Sono poi disponibili delle sale restoring individuali che possono essere prenotate per un breve utilizzo, con lo scopo, ad esempio, di fare una pausa o di prepararsi in vista di una riunione. AXA Italia, infine, ha introdotto anche un vero e proprio innovation hub, ossia un incubatore di startup, oltre a un’associazione di volontariato aziendale.

Effetti dello smartworking

AXA Italia, un’azienda da annoverare ormai tra i pionieri di questa nuova politica aziendale, ha intrapreso questa grande rivoluzione con l’obiettivo di realizzare un vero e proprio cambiamento culturale, basato su tre fattori: flessibilità, autonomia e collaborazione

Almeno finora, sembra che gli effetti di questa rivoluzione siano positivi: innanzitutto i livelli gerarchici dell’azienda sono stati ridotti da 7 a 5; l’assenteismo è diminuito notevolmente, nel 2016 era al 2,5%, rispetto alla media del 5,5% del settore assicurativo. Secondo quanto riportato dai manager, inoltre, la produttività e l’efficacia del lavoro sono aumentate rispettivamente del 76% e dell’84%, mentre sono diminuiti i costi. Da canto loro, anche i dipendenti sembrano soddisfatti: il 97% degli aderenti ritiene lo smartworking un’esperienza positiva che consente di trovare il giusto equilibrio tra lavoro e vita privata, con un aumento della motivazione al lavoro del 68%. 

Al momento si registrano più aderenti tra i funzionari (84%) rispetto agli impiegati (50%), ma le percentuali sono destinate a crescere, soprattutto tra i lavoratori appartenenti alle fasce di età più alte che hanno maggiori impegni familiari.
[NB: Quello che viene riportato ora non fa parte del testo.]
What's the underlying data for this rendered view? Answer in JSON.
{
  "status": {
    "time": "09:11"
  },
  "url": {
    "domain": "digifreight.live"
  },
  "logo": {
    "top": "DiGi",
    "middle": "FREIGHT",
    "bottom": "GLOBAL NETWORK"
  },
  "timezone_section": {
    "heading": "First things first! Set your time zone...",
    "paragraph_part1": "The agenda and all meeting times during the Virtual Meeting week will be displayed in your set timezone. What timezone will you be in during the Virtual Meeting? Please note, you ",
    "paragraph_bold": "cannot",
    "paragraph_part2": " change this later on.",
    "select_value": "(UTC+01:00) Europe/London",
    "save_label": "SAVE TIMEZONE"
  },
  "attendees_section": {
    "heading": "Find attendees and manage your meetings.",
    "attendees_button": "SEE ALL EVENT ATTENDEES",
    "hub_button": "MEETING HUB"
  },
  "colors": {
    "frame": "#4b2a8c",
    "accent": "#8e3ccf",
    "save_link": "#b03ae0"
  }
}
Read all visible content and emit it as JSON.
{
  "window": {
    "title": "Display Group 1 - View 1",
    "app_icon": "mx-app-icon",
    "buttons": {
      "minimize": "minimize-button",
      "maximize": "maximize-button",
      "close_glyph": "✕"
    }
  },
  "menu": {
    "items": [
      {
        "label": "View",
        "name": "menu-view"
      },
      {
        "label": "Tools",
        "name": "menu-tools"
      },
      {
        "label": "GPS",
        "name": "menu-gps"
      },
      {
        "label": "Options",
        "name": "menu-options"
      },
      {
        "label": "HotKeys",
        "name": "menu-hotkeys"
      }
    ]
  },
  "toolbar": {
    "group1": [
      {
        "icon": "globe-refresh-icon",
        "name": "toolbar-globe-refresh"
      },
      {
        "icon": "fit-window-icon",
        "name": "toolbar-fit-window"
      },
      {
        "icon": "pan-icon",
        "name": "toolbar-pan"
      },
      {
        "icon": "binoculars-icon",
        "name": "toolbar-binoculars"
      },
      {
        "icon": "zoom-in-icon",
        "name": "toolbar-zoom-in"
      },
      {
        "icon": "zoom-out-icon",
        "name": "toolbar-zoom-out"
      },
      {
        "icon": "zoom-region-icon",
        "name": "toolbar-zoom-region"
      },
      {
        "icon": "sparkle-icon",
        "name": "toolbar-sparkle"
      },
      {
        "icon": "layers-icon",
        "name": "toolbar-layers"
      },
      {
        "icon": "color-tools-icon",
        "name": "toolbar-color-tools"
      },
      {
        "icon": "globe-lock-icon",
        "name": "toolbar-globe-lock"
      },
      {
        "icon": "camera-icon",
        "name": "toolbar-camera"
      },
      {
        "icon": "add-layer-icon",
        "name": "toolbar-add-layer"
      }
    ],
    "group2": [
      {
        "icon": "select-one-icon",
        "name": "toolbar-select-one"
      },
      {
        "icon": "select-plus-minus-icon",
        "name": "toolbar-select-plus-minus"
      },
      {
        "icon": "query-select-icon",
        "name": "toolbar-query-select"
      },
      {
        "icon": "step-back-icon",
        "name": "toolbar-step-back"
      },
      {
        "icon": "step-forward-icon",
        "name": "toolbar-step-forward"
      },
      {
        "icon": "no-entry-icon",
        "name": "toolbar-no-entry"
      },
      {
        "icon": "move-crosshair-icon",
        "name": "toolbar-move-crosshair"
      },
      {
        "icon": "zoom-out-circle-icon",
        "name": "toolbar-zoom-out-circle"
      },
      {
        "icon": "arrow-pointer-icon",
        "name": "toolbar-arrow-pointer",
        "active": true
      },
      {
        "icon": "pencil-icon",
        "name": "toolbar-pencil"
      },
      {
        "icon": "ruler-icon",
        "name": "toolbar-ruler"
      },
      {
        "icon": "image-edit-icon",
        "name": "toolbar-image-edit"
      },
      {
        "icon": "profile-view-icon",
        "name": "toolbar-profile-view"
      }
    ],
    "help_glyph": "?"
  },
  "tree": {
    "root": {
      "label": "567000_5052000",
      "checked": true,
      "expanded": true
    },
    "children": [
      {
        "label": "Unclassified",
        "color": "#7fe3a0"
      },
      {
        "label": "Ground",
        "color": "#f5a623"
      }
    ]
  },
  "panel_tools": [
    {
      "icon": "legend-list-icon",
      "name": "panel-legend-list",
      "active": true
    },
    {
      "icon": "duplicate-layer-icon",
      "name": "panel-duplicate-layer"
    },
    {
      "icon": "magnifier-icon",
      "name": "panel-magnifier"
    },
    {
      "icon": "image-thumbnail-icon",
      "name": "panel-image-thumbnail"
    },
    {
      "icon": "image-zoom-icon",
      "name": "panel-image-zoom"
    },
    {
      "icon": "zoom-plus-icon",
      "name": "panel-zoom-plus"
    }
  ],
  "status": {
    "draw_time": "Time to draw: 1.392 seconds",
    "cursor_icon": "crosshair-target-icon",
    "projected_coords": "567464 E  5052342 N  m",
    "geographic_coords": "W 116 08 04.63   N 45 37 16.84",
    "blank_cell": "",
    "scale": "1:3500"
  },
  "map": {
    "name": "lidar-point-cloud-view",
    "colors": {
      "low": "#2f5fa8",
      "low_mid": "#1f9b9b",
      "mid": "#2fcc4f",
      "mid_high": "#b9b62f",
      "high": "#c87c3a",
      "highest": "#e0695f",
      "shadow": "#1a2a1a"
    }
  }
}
Tra i Millennials, invece, si registra un tasso di adesione più basso, ma solo perché, essendo giovani, hanno meno impegni sociali e dunque preferiscono lavorare in sede e magari approfittarne per imparare di più, soprattutto se sono all’inizio della loro carriera. 

L’esperimento di AXA Italia, dunque, dimostra che questa nuova politica aziendale, basata fondamentalmente sulla flessibilità, è in grado di soddisfare sia le aziende, grazie a una maggiore produttività, sia i dipendenti, che sono più motivati a lavorare per obiettivi per trovare un nuovo equilibrio tra vita lavorativa e vita privata.